I talked to friends who question if it's even ethical to write poetry in the age of Trump. I have those doubts myself. The act of writing poetry seems anemic, even frivolous, when there is so much work to be done as foot-to-pavement protesters. This is why I've been turning to Rich's A Human Eye (2009), a collection of speeches and manifestos on how art can effect social change. Reading her essays, I am reassured that, of course, we write poems because that is our vocation, and every skill set is necessary in opposing autocratic agendas. Art does not stand apart and speak for society but is rather part of the world; poets are embedded in social movements in the way teachers or migrant workers are embedded, and our creative output is just one facet of those movements. "My verse works," writes Rich, "as participant in political struggle, and at the personal, visceral level where it's received and its witness acknowledged. These are two responses to the question of poetry and commitment, which I take as complementary, not in opposition."

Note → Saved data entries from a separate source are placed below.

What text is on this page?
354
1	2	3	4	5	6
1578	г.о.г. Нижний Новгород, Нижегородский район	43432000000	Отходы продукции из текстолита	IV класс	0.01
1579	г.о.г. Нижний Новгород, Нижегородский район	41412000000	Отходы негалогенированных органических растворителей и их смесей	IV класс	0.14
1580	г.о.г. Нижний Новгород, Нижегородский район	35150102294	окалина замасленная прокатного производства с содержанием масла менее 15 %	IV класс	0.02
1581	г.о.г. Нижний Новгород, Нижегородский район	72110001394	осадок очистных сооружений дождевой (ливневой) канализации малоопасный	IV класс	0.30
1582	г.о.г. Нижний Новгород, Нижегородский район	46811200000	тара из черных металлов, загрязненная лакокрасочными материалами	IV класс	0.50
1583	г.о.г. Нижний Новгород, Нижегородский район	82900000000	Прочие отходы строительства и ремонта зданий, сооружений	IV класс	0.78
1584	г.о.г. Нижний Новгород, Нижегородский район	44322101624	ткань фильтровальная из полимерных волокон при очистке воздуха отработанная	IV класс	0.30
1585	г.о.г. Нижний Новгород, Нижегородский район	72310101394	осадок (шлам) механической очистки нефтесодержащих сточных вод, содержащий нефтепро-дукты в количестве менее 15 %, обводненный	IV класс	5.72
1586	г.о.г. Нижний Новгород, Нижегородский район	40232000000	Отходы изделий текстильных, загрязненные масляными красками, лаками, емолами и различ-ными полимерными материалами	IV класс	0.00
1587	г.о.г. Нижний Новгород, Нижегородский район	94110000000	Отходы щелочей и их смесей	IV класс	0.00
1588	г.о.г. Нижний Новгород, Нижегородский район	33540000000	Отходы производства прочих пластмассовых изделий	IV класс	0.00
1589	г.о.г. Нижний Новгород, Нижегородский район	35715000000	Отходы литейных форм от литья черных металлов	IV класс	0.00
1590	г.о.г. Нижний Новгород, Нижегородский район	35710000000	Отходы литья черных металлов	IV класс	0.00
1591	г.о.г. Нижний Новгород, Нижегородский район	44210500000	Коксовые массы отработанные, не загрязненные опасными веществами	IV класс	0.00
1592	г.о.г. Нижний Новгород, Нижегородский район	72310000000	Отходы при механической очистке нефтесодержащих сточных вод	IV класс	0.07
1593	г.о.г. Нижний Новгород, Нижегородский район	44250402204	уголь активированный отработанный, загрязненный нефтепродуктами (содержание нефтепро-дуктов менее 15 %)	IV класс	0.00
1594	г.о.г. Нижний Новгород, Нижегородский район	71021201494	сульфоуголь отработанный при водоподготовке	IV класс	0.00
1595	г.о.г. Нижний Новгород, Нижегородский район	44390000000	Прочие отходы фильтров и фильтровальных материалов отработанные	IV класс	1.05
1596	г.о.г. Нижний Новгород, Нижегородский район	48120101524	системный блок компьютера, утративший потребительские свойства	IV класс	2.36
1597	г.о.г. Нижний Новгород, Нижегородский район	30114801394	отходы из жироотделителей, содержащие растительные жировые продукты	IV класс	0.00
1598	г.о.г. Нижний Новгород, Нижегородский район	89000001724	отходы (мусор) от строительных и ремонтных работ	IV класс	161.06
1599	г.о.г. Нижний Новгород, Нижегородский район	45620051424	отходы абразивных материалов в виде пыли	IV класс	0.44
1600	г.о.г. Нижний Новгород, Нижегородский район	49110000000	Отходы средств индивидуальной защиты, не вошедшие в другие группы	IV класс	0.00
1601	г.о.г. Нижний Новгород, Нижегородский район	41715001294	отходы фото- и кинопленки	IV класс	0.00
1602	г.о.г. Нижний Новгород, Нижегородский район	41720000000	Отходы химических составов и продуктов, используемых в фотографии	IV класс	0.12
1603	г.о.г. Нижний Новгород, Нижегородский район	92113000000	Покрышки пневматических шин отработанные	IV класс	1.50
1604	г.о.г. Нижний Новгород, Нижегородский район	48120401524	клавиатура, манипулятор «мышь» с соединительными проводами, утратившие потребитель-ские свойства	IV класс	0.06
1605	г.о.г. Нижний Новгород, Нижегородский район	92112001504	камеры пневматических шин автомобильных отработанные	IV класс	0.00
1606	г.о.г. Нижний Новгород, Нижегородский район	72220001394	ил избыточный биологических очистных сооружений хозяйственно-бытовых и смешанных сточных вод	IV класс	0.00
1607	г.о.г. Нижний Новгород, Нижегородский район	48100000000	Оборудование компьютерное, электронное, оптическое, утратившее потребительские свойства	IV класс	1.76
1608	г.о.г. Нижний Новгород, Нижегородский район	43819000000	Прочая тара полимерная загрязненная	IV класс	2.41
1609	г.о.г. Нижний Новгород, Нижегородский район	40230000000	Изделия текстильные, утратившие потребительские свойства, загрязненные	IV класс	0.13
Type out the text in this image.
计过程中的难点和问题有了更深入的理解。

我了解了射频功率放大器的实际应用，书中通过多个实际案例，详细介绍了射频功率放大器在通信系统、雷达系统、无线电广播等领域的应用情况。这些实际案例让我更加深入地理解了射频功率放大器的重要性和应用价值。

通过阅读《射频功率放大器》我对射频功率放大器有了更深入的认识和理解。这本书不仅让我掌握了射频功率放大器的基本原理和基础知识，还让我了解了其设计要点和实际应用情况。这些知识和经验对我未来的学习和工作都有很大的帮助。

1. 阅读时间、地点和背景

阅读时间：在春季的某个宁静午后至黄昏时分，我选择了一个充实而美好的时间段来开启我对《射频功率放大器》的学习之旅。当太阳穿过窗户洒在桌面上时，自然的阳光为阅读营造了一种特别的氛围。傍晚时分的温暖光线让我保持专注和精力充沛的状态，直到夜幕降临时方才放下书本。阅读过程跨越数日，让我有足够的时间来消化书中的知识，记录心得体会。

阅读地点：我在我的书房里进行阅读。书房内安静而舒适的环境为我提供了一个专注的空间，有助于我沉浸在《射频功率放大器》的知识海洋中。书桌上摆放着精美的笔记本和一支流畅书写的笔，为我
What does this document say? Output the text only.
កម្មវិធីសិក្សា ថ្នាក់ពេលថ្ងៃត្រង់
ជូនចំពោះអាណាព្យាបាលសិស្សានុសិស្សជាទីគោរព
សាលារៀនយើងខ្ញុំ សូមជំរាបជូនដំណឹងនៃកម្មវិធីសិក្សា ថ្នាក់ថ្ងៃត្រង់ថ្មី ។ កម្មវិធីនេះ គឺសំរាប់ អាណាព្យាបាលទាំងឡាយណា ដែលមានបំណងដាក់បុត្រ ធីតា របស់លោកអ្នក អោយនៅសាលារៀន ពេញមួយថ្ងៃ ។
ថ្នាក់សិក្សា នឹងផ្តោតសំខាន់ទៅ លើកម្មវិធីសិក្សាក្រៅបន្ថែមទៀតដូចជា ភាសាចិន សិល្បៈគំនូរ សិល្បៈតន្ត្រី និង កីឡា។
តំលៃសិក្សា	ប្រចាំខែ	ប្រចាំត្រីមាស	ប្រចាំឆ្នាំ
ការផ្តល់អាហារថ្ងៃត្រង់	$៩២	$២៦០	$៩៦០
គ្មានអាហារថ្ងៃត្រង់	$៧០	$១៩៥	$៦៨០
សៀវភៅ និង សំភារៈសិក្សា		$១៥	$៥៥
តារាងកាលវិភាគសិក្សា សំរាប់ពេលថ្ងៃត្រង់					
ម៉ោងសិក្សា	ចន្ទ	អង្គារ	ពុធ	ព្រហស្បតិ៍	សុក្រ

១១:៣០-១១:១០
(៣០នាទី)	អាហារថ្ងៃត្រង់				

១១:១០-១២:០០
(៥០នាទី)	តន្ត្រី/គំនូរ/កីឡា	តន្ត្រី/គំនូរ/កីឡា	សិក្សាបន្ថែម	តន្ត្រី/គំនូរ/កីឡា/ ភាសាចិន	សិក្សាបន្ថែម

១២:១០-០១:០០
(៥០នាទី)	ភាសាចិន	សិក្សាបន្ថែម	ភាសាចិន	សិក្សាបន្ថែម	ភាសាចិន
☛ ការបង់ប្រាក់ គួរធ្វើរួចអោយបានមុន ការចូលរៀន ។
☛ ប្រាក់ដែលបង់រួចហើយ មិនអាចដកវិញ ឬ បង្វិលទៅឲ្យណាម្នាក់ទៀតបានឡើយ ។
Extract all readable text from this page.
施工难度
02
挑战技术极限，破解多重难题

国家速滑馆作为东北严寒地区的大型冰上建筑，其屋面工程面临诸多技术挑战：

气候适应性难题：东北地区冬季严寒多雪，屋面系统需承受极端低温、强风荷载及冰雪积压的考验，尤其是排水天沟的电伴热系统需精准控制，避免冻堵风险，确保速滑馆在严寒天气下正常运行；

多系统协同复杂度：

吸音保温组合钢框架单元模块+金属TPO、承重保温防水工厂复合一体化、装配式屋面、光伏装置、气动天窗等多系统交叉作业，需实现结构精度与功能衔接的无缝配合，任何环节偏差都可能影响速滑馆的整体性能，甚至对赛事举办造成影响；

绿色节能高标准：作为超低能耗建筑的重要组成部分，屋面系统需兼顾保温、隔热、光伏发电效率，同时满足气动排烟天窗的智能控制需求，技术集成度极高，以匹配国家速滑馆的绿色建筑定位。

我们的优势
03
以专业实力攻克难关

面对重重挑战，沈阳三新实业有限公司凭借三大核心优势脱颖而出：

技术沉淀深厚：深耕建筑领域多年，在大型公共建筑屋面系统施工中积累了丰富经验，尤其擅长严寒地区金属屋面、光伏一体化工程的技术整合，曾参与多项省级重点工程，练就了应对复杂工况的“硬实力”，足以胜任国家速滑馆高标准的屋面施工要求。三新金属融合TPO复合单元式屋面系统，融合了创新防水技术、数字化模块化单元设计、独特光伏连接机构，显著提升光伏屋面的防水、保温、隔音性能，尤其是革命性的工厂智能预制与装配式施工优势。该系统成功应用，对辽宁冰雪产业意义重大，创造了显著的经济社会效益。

Rich also reminds us that writers must, like the scientists who are compiling their guerrilla archives, safeguard truth while providing alternate models of the future. She writes, "For now, poetry has the capacity—in its own ways and by its own means—to remind us of something we are forbidden to see. A forgotten future: a still-uncreated site whose moral architecture is founded not on ownership and dispossession, the subjection of women, torture and bribes, outcast and tribe, but on the continuous redefining of freedom—that word now held under house arrest by the rhetoric of the 'free' market." She suggests that the poet's struggle to continually "redefine freedom" will require patience, a commitment to remind the public of this nation's possibilities: "This ongoing future, written off over and over, is still within view."

Cathy Park Hong is working on a collection of essays on race, art, and poetry.